Posterior Inference on Shallow Infinitely Wide Bayesian Neural Networks under Weights with Unbounded Variance
Jorge Loría, Anindya Bhadra
TL;DR
This work develops posterior inference for shallow Bayesian neural networks in the infinite-width limit under unbounded weight variance, where the limit is an $\alpha$-stable process. By representing the stable density as a normal scale mixture, the authors obtain a conditionally Gaussian form for the data, enabling tractable posterior inference with Gaussian machinery. They derive an explicit posterior predictive density, propose an MCMC sampler, and validate the method on one- and two-dimensional synthetic problems as well as a real Taipei real estate dataset, demonstrating improved performance for functions with jumps and sharp discontinuities.
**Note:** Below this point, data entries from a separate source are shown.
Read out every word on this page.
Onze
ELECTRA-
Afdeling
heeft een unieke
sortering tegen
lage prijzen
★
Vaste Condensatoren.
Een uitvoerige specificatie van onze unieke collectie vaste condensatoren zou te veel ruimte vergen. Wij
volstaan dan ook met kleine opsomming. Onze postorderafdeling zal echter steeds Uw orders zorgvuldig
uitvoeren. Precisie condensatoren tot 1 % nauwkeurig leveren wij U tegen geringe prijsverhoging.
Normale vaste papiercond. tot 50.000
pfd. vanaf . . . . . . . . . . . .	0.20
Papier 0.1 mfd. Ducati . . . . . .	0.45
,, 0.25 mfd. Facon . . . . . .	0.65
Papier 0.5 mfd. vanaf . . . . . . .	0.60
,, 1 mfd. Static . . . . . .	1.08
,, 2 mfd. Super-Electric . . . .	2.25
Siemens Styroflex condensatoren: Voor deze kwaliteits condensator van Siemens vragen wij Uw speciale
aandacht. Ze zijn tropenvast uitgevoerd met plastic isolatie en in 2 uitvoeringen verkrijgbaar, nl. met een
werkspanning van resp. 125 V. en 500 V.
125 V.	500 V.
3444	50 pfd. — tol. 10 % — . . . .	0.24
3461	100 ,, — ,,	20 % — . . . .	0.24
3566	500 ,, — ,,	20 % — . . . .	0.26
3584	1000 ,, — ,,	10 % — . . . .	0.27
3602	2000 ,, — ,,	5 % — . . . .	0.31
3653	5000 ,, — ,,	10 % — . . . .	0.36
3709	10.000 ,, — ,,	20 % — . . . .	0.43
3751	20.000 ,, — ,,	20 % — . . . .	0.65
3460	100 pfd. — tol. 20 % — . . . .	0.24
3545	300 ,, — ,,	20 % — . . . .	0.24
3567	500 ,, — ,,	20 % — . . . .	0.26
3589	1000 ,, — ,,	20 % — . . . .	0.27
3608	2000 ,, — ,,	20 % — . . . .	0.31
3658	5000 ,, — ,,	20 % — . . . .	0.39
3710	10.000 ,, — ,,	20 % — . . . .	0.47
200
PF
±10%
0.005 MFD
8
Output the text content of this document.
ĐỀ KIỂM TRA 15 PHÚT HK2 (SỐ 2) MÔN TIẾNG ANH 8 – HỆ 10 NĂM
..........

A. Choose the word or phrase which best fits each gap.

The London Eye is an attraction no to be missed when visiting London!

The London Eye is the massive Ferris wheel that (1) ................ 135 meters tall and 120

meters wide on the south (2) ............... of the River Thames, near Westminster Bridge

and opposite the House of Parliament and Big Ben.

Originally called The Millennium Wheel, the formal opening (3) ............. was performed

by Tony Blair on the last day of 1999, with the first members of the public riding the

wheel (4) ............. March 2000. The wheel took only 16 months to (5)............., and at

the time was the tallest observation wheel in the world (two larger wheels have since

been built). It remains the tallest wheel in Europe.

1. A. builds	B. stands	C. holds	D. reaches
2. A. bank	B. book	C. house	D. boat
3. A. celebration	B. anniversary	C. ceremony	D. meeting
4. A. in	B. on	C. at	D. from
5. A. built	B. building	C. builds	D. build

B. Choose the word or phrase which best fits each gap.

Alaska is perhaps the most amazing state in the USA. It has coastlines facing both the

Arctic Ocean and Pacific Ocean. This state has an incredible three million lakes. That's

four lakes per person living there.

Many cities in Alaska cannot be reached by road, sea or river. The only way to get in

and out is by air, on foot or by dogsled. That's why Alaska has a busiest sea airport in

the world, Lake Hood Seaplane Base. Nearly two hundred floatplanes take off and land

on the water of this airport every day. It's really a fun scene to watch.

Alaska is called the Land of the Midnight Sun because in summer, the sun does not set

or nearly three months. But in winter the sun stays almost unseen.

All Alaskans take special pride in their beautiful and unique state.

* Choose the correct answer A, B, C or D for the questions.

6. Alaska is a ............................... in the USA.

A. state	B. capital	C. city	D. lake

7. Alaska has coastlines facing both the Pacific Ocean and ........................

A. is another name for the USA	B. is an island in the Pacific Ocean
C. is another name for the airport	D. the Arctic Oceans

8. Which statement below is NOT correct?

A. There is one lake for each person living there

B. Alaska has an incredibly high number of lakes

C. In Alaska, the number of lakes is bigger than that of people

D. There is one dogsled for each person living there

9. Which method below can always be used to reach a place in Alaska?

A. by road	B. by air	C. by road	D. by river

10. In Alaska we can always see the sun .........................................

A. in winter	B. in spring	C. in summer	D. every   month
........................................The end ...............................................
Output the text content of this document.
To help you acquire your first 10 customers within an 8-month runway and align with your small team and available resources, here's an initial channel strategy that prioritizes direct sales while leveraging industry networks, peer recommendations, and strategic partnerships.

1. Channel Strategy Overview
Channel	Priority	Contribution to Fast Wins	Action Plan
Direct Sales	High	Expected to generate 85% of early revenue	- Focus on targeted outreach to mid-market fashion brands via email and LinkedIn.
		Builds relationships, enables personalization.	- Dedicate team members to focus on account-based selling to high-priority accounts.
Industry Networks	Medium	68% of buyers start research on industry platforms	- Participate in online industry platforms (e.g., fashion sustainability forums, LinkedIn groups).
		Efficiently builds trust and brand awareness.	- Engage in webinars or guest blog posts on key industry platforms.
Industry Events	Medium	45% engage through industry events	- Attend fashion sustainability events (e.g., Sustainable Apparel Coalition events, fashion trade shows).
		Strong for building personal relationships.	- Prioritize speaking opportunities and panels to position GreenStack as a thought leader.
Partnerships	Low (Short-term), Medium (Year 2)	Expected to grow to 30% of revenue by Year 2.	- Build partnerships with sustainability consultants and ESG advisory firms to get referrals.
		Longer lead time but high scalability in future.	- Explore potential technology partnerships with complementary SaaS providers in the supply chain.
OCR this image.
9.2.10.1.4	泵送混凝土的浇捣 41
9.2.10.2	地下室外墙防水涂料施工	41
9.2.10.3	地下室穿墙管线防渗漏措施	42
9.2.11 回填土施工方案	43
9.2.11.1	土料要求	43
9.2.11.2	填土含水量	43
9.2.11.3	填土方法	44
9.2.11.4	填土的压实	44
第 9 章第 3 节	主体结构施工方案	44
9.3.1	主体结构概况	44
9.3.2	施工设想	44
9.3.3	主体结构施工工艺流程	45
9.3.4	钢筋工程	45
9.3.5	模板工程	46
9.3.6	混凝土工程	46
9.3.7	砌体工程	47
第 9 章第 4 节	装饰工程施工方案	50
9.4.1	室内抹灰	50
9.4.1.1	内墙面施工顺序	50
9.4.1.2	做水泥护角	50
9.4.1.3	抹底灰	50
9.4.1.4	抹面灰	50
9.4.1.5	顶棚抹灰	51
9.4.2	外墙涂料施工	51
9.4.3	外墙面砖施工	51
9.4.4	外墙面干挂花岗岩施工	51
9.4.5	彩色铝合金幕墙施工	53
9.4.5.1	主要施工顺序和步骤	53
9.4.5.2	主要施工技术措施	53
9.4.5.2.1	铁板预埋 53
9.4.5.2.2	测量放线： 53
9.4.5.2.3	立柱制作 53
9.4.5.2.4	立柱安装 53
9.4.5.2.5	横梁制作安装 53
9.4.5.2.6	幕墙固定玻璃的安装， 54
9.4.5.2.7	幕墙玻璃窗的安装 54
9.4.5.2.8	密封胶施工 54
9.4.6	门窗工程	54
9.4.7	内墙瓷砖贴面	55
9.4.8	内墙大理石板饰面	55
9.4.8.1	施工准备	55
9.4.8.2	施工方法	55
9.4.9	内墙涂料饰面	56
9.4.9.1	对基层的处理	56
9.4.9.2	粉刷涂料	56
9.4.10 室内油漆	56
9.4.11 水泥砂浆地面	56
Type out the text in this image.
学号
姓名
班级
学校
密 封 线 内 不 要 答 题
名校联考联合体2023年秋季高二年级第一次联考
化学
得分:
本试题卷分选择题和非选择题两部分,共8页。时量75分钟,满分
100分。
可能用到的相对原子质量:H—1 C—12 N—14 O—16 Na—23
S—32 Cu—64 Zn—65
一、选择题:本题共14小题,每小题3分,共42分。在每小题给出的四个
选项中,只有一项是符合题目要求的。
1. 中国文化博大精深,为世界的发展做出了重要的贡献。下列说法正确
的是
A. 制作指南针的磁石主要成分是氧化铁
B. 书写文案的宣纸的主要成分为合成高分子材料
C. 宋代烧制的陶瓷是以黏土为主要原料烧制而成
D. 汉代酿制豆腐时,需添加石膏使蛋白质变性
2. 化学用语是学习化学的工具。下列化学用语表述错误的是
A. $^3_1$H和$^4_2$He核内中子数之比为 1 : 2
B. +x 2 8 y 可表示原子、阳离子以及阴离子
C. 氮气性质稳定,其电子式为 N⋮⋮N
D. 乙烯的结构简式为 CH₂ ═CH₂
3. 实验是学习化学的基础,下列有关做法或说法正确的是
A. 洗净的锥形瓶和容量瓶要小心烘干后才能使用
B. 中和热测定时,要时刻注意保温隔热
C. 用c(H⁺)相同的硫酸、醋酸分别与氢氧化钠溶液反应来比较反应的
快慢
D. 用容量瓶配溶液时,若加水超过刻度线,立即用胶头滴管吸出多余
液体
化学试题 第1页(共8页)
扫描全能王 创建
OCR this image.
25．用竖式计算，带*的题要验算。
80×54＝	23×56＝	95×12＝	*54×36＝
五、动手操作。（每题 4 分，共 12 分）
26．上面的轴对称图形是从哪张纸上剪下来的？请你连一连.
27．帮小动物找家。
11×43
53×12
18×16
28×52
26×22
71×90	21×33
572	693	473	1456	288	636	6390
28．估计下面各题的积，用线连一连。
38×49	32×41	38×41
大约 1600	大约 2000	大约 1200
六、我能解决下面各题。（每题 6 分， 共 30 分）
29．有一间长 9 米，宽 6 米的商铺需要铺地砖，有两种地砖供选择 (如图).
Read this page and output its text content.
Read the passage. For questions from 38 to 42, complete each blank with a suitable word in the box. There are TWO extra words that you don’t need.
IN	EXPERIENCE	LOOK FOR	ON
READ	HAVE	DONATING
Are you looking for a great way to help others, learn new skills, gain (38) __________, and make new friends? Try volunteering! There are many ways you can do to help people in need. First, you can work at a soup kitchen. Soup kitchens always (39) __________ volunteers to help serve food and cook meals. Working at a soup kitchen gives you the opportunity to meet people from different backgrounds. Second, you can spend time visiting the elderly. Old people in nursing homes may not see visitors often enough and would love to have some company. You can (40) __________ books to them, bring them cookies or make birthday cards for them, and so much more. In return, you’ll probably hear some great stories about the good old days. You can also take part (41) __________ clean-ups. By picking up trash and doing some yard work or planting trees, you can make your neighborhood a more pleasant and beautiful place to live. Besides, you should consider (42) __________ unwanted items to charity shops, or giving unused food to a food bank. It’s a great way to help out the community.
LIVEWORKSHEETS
The approach yields non-degenerate posteriors for the latent kernel quantity and provides a practical, flexible framework for uncertainty quantification in non-Gaussian neural-network limits, with potential extensions to deeper architectures and CNNs.
Abstract
From the classical and influential works of Neal (1996), it is known that the infinite width scaling limit of a Bayesian neural network with one hidden layer is a Gaussian process, when the network weights have bounded prior variance. Neal's result has been extended to networks with multiple hidden layers and to convolutional neural networks, also with Gaussian process scaling limits. The tractable properties of Gaussian processes then allow straightforward posterior inference and uncertainty quantification, considerably simplifying the study of the limit process compared to a network of finite width. Neural network weights with unbounded variance, however, pose unique challenges. In this case, the classical central limit theorem breaks down and it is well known that the scaling limit is an $α$-stable process under suitable conditions. However, current literature is primarily limited to forward simulations under these processes and the problem of posterior inference under such a scaling limit remains largely unaddressed, unlike in the Gaussian process case. To this end, our contribution is an interpretable and computationally efficient procedure for posterior inference, using a conditionally Gaussian representation, that then allows full use of the Gaussian process machinery for tractable posterior inference and uncertainty quantification in the non-Gaussian regime.